Culture

À Hollywood, la mode des «sequels» pourrait ne pas connaître de suite

Temps de lecture : 2 min

Face aux échecs à répétition de ce genre de films, l’industrie du cinéma veut éviter les séquelles.

Extrait du film «Ninja Turtles 2», via Allociné
Extrait du film «Ninja Turtles 2», via Allociné

Hollywood est en train de vivre des semaines particulièrement éprouvantes. Paramount Pictures, qui a dépensé 235 millions de dollars pour faire et vendre la suite du film Ninja Turtles, vient d’apprendre que le «sequel» n’avait collecté que 35,3 millions de dollars aux États-Unis lors de son premier week-end. C’est presque deux fois moins que le premier film. Le flop qu’est en train de vivre la Paramount n’est pourtant pas un cas isolé.

Dernièrement, on a pu voir que des suites pourtant très attendues aux États-Unis n’ont pas retrouver les fans de la première heure. Zoolander 2, Le Chasseur et la Reine des glaces, Nos pires voisins 2, le dernier Divergent, ou Alice au pays des merveilles: de l’autre côté du miroirTous ont donné des résultats très décevants, comme le note le New York Times, qui écrit: «On attend que les suites livrent des retours stables, c’est pour cela qu’Hollywood en fait autant, mais le public semble être de plus en plus sélectif.»

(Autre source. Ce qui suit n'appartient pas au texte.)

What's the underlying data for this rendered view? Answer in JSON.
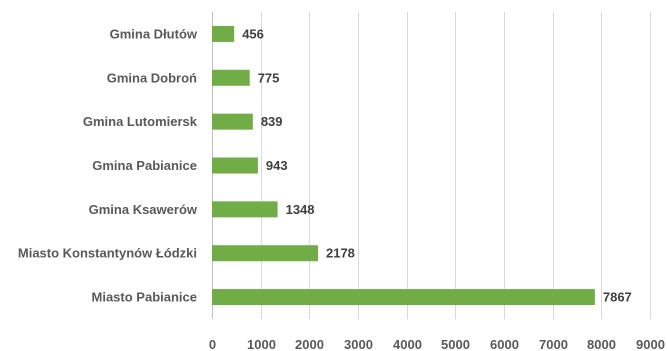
{
  "chart_data": {
    "type": "bar",
    "orientation": "horizontal",
    "categories": [
      "Gmina Dłutów",
      "Gmina Dobroń",
      "Gmina Lutomiersk",
      "Gmina Pabianice",
      "Gmina Ksawerów",
      "Miasto Konstantynów Łódzki",
      "Miasto Pabianice"
    ],
    "values": [
      456,
      775,
      839,
      943,
      1348,
      2178,
      7867
    ],
    "data_labels": [
      "456",
      "775",
      "839",
      "943",
      "1348",
      "2178",
      "7867"
    ],
    "xlim": [
      0,
      9000
    ],
    "x_ticks": [
      0,
      1000,
      2000,
      3000,
      4000,
      5000,
      6000,
      7000,
      8000,
      9000
    ],
    "x_tick_labels": [
      "0",
      "1000",
      "2000",
      "3000",
      "4000",
      "5000",
      "6000",
      "7000",
      "8000",
      "9000"
    ],
    "title": "",
    "xlabel": "",
    "ylabel": "",
    "grid": true,
    "legend": "none",
    "bar_color": "#70ad47",
    "grid_color": "#d9d9d9",
    "text_color": "#595959"
  }
}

Mais aujourd’hui, les studios ont peur. La suite de Pitch Perfect 2 a été retardée car les patrons d’Universal sont nerveux à l’idée d’étirer encore plus un filon qui commence à s’essouffler. Dans les colonnes du Hollywood Reporter, l’analyste spécialisé dans le box-office Paul Dergarabedian explique que cette année «pose la question de l’attrait inhérent des contenus non-originaux de type franchise» et que ce type de films ne permet plus de limiter la casse au box-office.

Hollywood a la trouille

Derrière cette apparente lassitude du public, le cœur du problème est évident: la créativité. «La chute des sequels cette année montre qu’Hollywood a la trouille d’un point de vue créatif», explique au Hollywood Reporter un autre analyste, Jeff Bock. Mais il tient aussi à dire que la question du timing est toute aussi importante.

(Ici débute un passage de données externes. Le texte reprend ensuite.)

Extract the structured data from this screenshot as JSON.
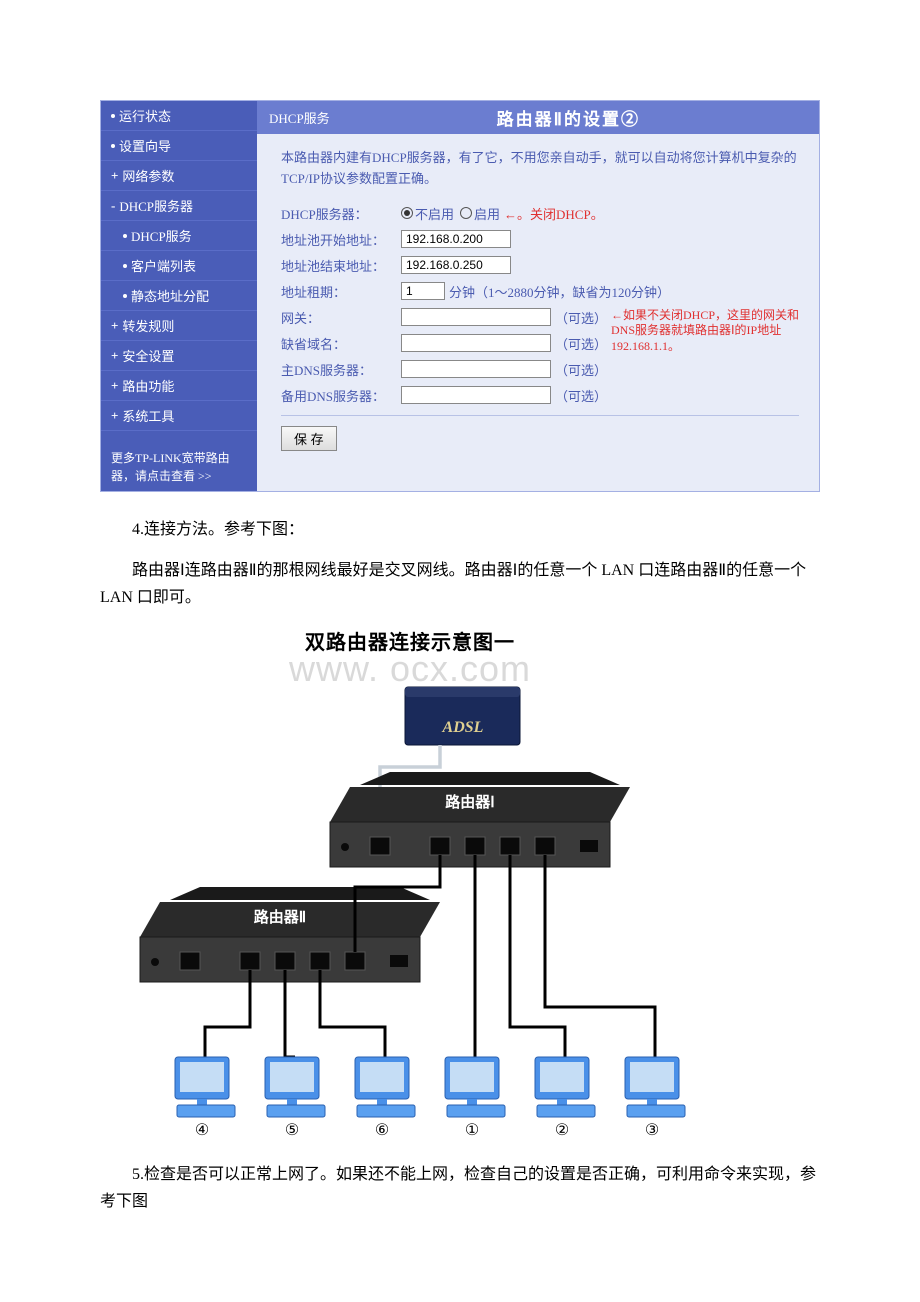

«Vous pourriez dire que la fatigue vis-à-vis des sequels nourrit [cette trouille]. Néanmoins, le public continue d’acheter des billets pour aller voir certaines sagas. Il s’agit de forger un nouveau territoire et parfois d’attendre le moment où l’intérêt sera le plus fort [pour miser là-dessus], quelque chose pour lequel Hollywood n’est pas toujours doué.»

Longtemps, le business des sequels était devenu la nouvelle vache à lait d’Hollywood. Pour minimiser la prise de risques, les studios reprenaient des personnages et des histoires qui avaient déjà marché et recommençaient. Pour cela, ils s’appuyaient souvent sur des livres à succès (la saga Harry Potter, le Seigneur des anneaux, Hunger Games, en sont les exemples les plus frappants) ou sur l’univers aussi riche que complexe des comics (les calendriers de sorties prévues par DC Comics et Marvel sont assez fascinants). La culture du sequel est devenue tellement importante que même les réalisateurs de 22 Jump Street (suite de 21 Jump Street) ont créé un générique de fin hilarant pour se moquer de cette mode devenue ridicule.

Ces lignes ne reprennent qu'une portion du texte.